# Improving Model Performance

{{ rime_library_setup_note }}

## Overview

This tutorial will guide you through various ways to use RIME to improve model performance. For more information, please see [the corresponding reference](../reference/performance.rst).

## Preprocessing

The RIME Python Library offers standard preprocessing methods to automatically handle tasks like mapping categorical values to numbers or imputing null values.

To use preprocessing, simply import it and wrap your existing DataFrame:
```python
from rime.tabular.performance import preprocess_df
preprocessed_df = preprocess_df(df)
```

## Active Learning
RIME also contains some functionality for "active learning".

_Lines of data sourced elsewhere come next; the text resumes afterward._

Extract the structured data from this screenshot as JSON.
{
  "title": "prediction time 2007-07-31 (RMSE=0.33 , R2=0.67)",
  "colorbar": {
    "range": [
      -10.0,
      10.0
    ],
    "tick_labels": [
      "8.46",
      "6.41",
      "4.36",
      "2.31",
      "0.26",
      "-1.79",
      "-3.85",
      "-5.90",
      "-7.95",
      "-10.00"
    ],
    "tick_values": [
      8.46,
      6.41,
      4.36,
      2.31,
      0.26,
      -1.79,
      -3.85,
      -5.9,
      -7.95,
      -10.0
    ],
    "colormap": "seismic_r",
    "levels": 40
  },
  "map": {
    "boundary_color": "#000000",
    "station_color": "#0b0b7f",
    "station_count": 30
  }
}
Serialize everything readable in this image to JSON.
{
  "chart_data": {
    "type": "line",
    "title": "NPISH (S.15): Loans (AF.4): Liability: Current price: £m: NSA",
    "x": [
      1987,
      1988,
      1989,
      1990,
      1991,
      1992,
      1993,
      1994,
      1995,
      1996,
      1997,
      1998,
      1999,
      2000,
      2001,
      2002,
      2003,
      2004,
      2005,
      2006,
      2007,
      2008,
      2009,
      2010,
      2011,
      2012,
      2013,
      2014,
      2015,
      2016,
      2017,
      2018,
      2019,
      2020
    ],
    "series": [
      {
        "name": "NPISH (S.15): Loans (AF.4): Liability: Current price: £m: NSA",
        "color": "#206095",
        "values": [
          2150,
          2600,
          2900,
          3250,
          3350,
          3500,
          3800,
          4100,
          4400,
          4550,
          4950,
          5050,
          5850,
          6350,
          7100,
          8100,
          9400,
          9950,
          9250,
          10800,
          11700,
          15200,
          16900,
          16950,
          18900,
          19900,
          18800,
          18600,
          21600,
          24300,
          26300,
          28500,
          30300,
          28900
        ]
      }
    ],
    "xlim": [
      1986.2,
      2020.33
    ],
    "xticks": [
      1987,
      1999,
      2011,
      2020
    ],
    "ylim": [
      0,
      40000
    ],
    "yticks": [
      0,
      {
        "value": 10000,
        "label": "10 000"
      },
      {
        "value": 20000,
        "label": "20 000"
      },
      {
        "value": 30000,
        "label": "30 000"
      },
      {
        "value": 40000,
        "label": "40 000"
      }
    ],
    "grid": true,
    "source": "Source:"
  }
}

Concretely, RIME can take in an unlabeled dataset and model(s) and suggest points that would be high value to label.

To use this functionality, let's first import the relevant functions:

```python
from rime.tabular.performance import single_model_active_learning, two_model_active_learning
```

We can then get N points that would be high value to label:
```python
N = 10
indices_to_label = single_model_active_learning(df, model_wrapper, N)
```

This will give us the indices of the original dataframe that are high value to label.

We also expose some functionality to do this utilizing two models. This can be useful if you have two versions of a model (either trained over the same dataset or different slices). If we have a second container (`container_2`) we can then do:

```python
model_wrapper_2 = container_2.model.base_model
indices_to_label = two_model_active_learning(df, model_wrapper, model_wrapper_2, N)
```

This, like the previous function, will return some indices that are high value to label.

Note that for both these algorithms there is some randomness involved, and if you want to get deterministic results make sure to pass the `seed` parameter.